Crowdsource Members to Propel Ideas and Projects Forward
The wisdom of the crowd can go to work for your association. At #ASAE19, several speakers explored how associations can use crowdsourcing to generate new ideas and opportunities for member engagement.
From the very start of the 2019 ASAE Annual Meeting & Exposition in Columbus this week, association executives were challenged to rethink how they engage with members.
One powerful tool is crowdsourcing, according to speakers in a number of #ASAE19 sessions.
“Often it’s the complex and chaotic problems that can’t be solved alone,” said Cheri Torres, a lead catalyst and senior consultant at Collaborative by Design. “What works instead is crowdsourcing, especially if it’s a problem that [association staff] don’t know how to fix.”
In a workshop on Monday, Torres and her co-presenter, Michael Feinson, president and founder of Engaged Strategies, offered up a new framework that hands idea generation and project control to members, giving them greater opportunity to engage.
They and several other speakers at the conference described how to use crowdsourcing to give members more power.
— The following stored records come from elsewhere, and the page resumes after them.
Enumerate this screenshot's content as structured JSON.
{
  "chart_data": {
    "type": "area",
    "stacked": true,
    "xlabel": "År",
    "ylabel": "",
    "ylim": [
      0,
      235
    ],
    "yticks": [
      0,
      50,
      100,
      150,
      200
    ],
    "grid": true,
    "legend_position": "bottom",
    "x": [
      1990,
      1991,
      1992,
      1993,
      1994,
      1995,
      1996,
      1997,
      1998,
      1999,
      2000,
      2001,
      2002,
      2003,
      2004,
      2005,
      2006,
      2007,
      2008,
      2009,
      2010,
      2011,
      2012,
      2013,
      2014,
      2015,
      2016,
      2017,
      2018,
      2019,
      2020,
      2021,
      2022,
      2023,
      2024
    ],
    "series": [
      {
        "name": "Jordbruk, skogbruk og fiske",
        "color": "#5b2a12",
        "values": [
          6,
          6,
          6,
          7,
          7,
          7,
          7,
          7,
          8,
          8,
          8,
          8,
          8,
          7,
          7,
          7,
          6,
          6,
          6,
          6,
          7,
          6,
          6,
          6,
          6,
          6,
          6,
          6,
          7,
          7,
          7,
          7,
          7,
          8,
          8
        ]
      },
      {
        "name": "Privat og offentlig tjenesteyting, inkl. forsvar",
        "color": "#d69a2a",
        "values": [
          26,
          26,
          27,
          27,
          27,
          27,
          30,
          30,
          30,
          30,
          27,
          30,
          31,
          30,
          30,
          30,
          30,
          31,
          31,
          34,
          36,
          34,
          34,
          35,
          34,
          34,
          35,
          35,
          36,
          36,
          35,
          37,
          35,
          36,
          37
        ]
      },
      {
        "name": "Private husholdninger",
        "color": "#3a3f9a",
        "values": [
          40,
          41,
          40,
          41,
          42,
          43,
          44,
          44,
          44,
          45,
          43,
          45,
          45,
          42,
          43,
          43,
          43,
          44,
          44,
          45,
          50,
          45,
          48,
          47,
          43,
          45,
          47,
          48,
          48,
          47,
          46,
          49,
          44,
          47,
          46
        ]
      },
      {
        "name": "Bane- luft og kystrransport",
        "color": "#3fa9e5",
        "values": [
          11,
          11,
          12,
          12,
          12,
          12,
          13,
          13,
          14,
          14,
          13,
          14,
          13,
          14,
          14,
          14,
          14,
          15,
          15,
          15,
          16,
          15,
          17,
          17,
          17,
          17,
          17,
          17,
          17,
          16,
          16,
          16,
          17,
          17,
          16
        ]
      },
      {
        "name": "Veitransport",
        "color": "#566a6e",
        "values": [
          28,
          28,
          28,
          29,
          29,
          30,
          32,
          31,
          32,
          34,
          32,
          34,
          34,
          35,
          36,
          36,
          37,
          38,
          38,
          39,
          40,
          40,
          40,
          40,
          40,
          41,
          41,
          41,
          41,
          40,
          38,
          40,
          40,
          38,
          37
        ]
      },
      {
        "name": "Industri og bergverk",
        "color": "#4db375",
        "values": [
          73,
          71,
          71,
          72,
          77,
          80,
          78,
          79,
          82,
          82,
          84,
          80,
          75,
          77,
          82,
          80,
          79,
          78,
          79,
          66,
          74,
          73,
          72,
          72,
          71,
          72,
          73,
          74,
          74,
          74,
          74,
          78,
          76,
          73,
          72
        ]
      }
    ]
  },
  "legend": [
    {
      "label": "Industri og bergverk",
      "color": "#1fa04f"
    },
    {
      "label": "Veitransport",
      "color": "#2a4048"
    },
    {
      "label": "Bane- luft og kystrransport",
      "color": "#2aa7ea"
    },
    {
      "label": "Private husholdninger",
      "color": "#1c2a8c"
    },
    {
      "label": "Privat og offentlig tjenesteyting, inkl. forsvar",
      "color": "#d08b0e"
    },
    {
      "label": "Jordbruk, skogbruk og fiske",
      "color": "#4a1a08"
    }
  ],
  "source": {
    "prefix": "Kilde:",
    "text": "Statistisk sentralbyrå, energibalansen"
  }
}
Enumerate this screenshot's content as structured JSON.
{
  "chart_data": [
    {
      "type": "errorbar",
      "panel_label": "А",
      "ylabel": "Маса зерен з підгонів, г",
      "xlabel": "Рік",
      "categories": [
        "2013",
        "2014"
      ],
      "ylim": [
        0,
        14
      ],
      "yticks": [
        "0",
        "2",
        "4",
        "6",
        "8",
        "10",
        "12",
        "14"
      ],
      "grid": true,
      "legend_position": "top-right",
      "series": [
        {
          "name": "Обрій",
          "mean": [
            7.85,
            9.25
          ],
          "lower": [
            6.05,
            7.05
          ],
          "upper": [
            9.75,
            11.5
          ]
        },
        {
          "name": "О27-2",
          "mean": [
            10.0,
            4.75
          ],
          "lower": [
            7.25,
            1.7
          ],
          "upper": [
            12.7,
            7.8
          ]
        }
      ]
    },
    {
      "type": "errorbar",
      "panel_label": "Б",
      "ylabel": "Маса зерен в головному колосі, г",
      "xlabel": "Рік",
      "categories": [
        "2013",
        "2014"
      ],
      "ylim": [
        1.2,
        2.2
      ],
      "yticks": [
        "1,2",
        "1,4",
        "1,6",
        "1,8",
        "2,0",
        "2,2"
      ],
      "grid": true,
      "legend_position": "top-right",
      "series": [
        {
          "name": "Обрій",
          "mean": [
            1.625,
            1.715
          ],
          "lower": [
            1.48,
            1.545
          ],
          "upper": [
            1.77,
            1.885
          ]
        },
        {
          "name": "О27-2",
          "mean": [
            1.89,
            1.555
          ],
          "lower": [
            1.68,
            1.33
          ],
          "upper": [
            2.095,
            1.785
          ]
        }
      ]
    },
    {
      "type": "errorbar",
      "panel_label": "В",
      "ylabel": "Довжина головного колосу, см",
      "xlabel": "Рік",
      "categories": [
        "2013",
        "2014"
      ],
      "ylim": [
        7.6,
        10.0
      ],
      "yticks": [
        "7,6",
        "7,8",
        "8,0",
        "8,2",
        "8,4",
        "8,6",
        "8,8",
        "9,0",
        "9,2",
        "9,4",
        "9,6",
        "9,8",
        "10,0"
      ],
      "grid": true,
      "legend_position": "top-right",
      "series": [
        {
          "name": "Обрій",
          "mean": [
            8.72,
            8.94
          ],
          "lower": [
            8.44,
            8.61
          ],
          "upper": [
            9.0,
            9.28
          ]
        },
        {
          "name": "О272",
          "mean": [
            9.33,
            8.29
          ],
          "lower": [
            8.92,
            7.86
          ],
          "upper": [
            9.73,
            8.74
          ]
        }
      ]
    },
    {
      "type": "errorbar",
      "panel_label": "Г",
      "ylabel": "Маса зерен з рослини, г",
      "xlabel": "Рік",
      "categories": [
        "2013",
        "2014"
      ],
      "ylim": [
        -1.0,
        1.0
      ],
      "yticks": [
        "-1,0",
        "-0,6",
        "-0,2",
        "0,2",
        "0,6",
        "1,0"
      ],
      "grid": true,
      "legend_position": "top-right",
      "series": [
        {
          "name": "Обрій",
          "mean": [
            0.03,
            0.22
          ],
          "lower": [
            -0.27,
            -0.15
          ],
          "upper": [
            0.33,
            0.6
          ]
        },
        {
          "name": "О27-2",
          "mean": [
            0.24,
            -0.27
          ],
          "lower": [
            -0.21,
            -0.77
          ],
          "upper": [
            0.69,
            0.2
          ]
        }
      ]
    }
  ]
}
Here are three takeaways:
Engage member as meeting planners. Your next meeting could have an agenda designed by members. Torres and Feinson worked with the Jewelers Vigilance Committee, a trade group that focuses on the ethics and integrity of the jewelry industry.
For one event, rather than call for speakers and session proposals in advance, they asked members a single question: How can the industry be more responsible? “It was a generative question,” Torres said. “And it created a new and compelling vision to challenge people’s thinking.” That question resulted in a two-day summit built entirely by members.
Enlist members as storytellers. Associations usually have content holes to fill, especially in new storytelling mediums. Sara Wood, CAE, is a member volunteer at Harmony, Inc., a barbershop singing association that’s experimenting with podcasting right now. In a Sunday session, she said she’s considering member crowdsourcing in almost every element of the podcast launch.
“Getting early adoption by our members means involving them throughout the process,” she said. Crowdsourcing could be used for something small, like a survey to name the podcast, or for a much bigger task. “We might actually take a lot of our show and record it at our conference because a lot of our members are there, and they’re engaged. We can pass the mic around.”
Recruit members as social influencers. Social media could be the easiest channel in which to engage members by crowdsourcing. Snapchat and Instagram have a crowdsourced story feature, and Facebook and LinkedIn have group communities where crowdsourced conversations often emerge.
In a Monday session, MCI USA Vice President Amy Lestition Burke, CAE, said highly engaged members, including board members, can use their own social media accounts to spread their association’s message and build its influence. With a little training, “they can help bring the organization to light,” she said, in a way that engages the broader membership community.